Quand le corps se fait chant

Satyagraha - Berlin (Komische Oper)

Par Yannick Boussaert | ven 27 Octobre 2017 | Imprimer

A Berlin comme à Bâle en mai dernier, la nouvelle production de Satyagraha de Phlip Glass rencontre un vif succès. Le public éclectique de l’institution berlinoise s’est précipité sur la billetterie et quasi toutes les représentations affichent complet. Est-ce parce que pour la première fois un opéra du compositeur américain y occupe l’affiche ?
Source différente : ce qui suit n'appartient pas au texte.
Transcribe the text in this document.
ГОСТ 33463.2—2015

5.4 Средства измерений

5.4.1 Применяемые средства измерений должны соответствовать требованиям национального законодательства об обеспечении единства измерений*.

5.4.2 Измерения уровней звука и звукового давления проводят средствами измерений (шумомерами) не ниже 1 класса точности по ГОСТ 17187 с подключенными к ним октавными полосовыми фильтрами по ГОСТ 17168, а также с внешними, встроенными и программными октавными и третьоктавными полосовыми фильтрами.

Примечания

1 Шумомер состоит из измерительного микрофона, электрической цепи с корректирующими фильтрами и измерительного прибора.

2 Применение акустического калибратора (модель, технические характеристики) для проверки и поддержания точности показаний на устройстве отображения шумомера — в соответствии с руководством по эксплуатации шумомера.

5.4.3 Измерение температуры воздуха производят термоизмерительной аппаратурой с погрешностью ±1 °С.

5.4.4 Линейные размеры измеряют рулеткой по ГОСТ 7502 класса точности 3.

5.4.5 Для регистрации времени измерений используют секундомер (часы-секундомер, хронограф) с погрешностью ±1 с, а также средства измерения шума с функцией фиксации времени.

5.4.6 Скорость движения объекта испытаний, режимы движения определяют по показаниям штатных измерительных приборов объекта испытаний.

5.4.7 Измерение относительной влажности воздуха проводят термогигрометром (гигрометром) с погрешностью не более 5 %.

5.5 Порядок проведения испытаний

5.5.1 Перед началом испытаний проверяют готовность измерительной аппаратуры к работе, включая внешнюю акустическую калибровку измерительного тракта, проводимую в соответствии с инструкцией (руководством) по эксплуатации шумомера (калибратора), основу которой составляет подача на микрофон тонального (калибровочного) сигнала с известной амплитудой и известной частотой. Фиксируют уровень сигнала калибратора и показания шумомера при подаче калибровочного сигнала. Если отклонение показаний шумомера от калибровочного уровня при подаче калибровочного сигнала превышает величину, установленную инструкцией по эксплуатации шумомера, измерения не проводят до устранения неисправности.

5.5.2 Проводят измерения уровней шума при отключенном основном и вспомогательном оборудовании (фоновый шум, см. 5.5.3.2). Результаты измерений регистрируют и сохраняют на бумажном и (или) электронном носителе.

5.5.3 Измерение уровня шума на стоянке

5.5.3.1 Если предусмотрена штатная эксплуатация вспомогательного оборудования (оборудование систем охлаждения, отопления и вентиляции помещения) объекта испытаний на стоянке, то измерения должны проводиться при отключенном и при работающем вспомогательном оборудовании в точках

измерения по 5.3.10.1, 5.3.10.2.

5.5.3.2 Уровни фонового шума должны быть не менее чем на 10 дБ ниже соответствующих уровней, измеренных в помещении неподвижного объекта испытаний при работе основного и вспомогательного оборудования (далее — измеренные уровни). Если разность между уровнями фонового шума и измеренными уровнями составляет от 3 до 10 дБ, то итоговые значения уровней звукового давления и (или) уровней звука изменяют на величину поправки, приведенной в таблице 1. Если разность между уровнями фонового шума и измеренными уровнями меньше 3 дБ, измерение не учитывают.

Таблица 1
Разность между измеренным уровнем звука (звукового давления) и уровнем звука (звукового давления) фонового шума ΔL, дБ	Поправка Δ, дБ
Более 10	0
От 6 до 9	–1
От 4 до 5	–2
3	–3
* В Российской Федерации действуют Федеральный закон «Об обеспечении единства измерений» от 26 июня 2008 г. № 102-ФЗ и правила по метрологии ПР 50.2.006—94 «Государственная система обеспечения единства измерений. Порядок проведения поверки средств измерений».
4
Pourtant l’oeuvre composée en 1979 pose un certain nombre de difficultés. Oratorio pour chœur et solistes, il s’agit davantage d’une succession de mantras déclamés sur des gammes et des chromatismes entêtants que d’un opéra avec des situations et des personnages mus par un but. Seul le livret délivre les lieux et époques qui évoquent les épisodes de la vie de Gandhi tout en fuyant toute idée de reconstitution. Le choix du sanskrit (langue fluide et musicale), un livret réduit à quelques maximes reprises par tous et une partition roborative laissent un champ immense au metteur en scène. Le travail de Sidi Larbi Cherkaoui sur les corps et la plastique de la scénographie réussit la gageure de faire comprendre et les situations et de faire passer le sens de cette « étreinte de la vérité ». La violence et la haine exultent à travers les corps et des panneaux noirs que l’on recouvre de peinture rouge ; la figure morale et non violente de Gandhi s’incarne dans un corps de chanteur que l’on jette à droite et à gauche, que l’on porte, que l’on retourne. Le plus bel exploit de cette proposition tient justement dans cette cohabitation entre le chant, difficile notamment pour ce qu’il exige de maîtrise du souffle, et l’engagement physique d’une chorégraphie éprouvante pour les danseurs, les solistes et le choeurs. Tous s’y jettent à corps perdus, symbiose entre deux formes d’expression que tout peut pourtant opposer.


© Monika Rittershaus

L’excellent niveau technique de l’Eastman Dance Company saute aux yeux, de même que la grâce et la douceur de ses danseurs et danseuses, surtout quand il s’agit d’accompagner, de porter le corps fragile de chanteurs concentrés sur leur colonne d’air. Le choeur de la Komische Oper fait montre d’une aisance scénique qui n’a d’égale que la qualité de chacun de ses pupitres. Stefan Cifolelli domine largement la distribution. Ténor à la voix claire et au souffle inébranlable, il compose un Gandhi opiniâtre et bienveillant, capable de maintenir la ligne et la l’expression en même temps qu’il suit les mouvements du ballet. Cathrin Lange (Miss Schlesen) expose les mêmes aigus aériens qu’à Bâle. La voix puissante de Tom Erik Lie installe Mr Kallenbach dans sa position de bienfaiteur. Samuli Taskinen (Krishna) et Timothy Oliver (Arjuna) mettent à profit leurs courtes interventions dans le premier tableau pour se faire remarquer. Chez les dames Mirka Wagner (Mrs Naidoo) et Katarzyna Wlodarczyk (Mrs Alexander) complètent un ensemble de haute tenue.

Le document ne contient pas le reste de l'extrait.